Is it time for the Border Crossing statue to emigrate to a new location?

Arthur Danto, American art critic and philosopher, argues that in order for a piece of work to be considered art it must satisfy the following criteria: it has to have a subject that projects an attitude or point of view that engages an audience’s participation into filling in what is missing within the art. The work in question also requires an art historical context.

“Border Crossing,” the massive sculpture in the center of the main campus, does not fulfill all of these criteria and should be removed.

“Border Crossing” is a familiar image between the MS building and the Sombrilla. The statue of a Mexican migrant family traveling across the Rio Grande into the United States has stood in the central plaza since 1996. It was erected during UTSA’s art commission project to bring art to the campus under former President Samuel Kirkpatrick.

The piece has been controversial since its erection, even provoking the College Republicans into bringing a resolution to the Student Government Association in 2006 to remove the statue as a part of the university’s beautification.

But does the statue meet Danto’s criteria? Yes, but only in part. The piece has a subject and a point of view.

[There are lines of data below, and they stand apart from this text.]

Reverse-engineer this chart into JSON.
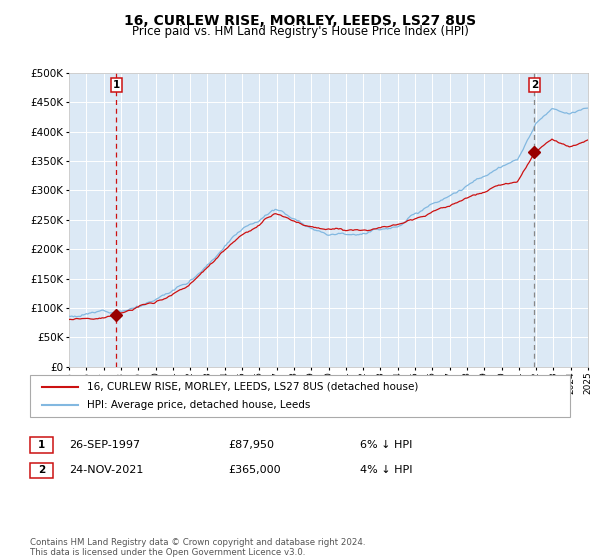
{
  "title": "16, CURLEW RISE, MORLEY, LEEDS, LS27 8US",
  "subtitle": "Price paid vs. HM Land Registry's House Price Index (HPI)",
  "background_color": "#dce9f5",
  "grid_color": "#ffffff",
  "hpi_color": "#82b8e0",
  "price_color": "#cc1111",
  "marker_color": "#990000",
  "vline1_color": "#cc1111",
  "vline2_color": "#888888",
  "ylim": [
    0,
    500000
  ],
  "yticks": [
    0,
    50000,
    100000,
    150000,
    200000,
    250000,
    300000,
    350000,
    400000,
    450000,
    500000
  ],
  "sale1_x": 1997.73,
  "sale1_y": 87950,
  "sale1_label": "1",
  "sale2_x": 2021.9,
  "sale2_y": 365000,
  "sale2_label": "2",
  "legend_line1": "16, CURLEW RISE, MORLEY, LEEDS, LS27 8US (detached house)",
  "legend_line2": "HPI: Average price, detached house, Leeds",
  "note1_num": "1",
  "note1_date": "26-SEP-1997",
  "note1_price": "£87,950",
  "note1_hpi": "6% ↓ HPI",
  "note2_num": "2",
  "note2_date": "24-NOV-2021",
  "note2_price": "£365,000",
  "note2_hpi": "4% ↓ HPI",
  "footer": "Contains HM Land Registry data © Crown copyright and database right 2024.\nThis data is licensed under the Open Government Licence v3.0.",
  "xstart": 1995,
  "xend": 2025,
  "xticks": [
    1995,
    1996,
    1997,
    1998,
    1999,
    2000,
    2001,
    2002,
    2003,
    2004,
    2005,
    2006,
    2007,
    2008,
    2009,
    2010,
    2011,
    2012,
    2013,
    2014,
    2015,
    2016,
    2017,
    2018,
    2019,
    2020,
    2021,
    2022,
    2023,
    2024,
    2025
  ]
}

Artist Luis Jimenez created “Border Crossing” and dedicated the piece to his father who crossed the Rio Grande into the United States in 1922. It represents the struggle for a better life, no matter what form it takes. The statue has a subject.

But “Border Crossing” misses the mark in its inability to engage an audience. The figures are not aesthetically pleasing and blend into the surrounding buildings. In the past, it might have been a site for protests, but now it is a little more than an obstruction in the walkway. UTSA has outgrown “Border Crossing.” None of the other criteria matter if the statue has become invisible.

“Border Crossing” has outlived its usefulness. It should be replaced with more engaging public art.